Progress not perfection…….baby steps. Last night my friend reminded me how far I’ve come in just a short time. We went from buying an insect ridden drum, starting a Meetup Group, going to a Meetup Group and ended up making a friend and then starting to drive more all in just a couple of months! Gradually a life is unfolding for me here.
I attribute my progress to God, my family and friends. I asked God….I continue to ask God and I continue to be heard. This passage speaks to me of the times I didn’t ask and tried to do it on my own:
James 4:2New International Version
2 You desire but do not have, so you kill.(A) You covet but you cannot get what you want, so you quarrel and fight. You do not have because you do not ask God.
Good day to you. How are you? What’s going on in your world? I am sipping on some coffee and just grateful to have gotten some sleep last night. I covered up my digital clock and didn’t listen to my normal Jason Stephenson recordings on my cell phone. I think the light from the cell phone might disrupt my sleep.

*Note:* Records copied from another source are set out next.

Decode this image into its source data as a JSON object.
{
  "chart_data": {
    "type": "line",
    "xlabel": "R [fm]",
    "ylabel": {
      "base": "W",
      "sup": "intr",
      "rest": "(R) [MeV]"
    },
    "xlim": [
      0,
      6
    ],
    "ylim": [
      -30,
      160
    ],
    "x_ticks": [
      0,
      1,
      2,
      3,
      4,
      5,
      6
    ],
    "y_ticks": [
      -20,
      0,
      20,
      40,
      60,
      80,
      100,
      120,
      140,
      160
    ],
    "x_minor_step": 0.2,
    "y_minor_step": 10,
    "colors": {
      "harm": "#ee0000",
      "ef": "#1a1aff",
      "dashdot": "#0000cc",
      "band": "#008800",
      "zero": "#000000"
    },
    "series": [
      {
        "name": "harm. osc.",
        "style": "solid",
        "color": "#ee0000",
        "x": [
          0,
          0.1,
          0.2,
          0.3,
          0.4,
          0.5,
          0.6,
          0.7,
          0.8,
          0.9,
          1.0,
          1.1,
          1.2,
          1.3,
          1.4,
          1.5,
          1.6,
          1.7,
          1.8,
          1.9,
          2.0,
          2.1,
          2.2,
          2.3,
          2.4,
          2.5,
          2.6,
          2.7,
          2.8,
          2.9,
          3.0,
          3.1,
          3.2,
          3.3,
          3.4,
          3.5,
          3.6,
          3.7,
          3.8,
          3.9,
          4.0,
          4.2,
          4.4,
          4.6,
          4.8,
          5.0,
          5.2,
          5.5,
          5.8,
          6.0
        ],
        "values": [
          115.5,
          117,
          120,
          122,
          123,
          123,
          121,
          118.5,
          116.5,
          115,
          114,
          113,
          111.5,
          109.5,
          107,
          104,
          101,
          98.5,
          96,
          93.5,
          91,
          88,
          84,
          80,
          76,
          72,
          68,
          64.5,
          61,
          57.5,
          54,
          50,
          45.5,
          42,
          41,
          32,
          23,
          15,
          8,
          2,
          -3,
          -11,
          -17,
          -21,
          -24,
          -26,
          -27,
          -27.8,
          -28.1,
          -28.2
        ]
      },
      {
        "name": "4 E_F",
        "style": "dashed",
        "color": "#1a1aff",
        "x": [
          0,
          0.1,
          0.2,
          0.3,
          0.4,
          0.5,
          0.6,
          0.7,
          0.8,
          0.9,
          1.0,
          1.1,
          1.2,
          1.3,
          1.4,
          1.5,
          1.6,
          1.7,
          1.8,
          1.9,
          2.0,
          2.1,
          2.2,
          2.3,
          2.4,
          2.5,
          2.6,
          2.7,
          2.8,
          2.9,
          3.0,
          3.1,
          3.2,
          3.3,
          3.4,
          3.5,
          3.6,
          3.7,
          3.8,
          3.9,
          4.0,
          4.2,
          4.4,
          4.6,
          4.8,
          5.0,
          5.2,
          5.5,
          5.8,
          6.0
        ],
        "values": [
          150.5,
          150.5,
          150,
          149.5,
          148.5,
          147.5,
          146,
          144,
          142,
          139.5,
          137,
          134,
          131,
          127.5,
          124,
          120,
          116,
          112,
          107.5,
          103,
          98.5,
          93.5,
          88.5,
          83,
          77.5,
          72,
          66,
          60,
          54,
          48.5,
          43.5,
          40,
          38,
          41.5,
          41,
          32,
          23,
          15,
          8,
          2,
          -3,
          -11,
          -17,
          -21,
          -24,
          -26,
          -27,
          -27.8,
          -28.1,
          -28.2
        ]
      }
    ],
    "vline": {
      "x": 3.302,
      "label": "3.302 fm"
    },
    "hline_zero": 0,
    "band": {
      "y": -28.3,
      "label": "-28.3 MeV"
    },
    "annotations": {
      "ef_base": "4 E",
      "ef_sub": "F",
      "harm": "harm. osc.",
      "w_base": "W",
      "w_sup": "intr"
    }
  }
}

This morning I am sitting in my own home and feeling grateful. It’s been almost a year since I moved in. With the way things are going around here and the rest of the country with regards to housing, I’m really blessed. I could be in a rental situation and that means insecurity for a lot of people.
“I love the house where you live O Lord, the place where your glory dwells. “ psalm 26:8
This morning I’m trying to stay in the heart space of gratitude. What will this house be for me this coming year? This past year it has felt like a safe refuge. A place for me to heal. As I am healing I am wondering what is next for this house….for me. A home has a heart and mine is still fractured. When you look around my house you can see so many pieces of my past life. I want this house to be more than a storage unit of my past.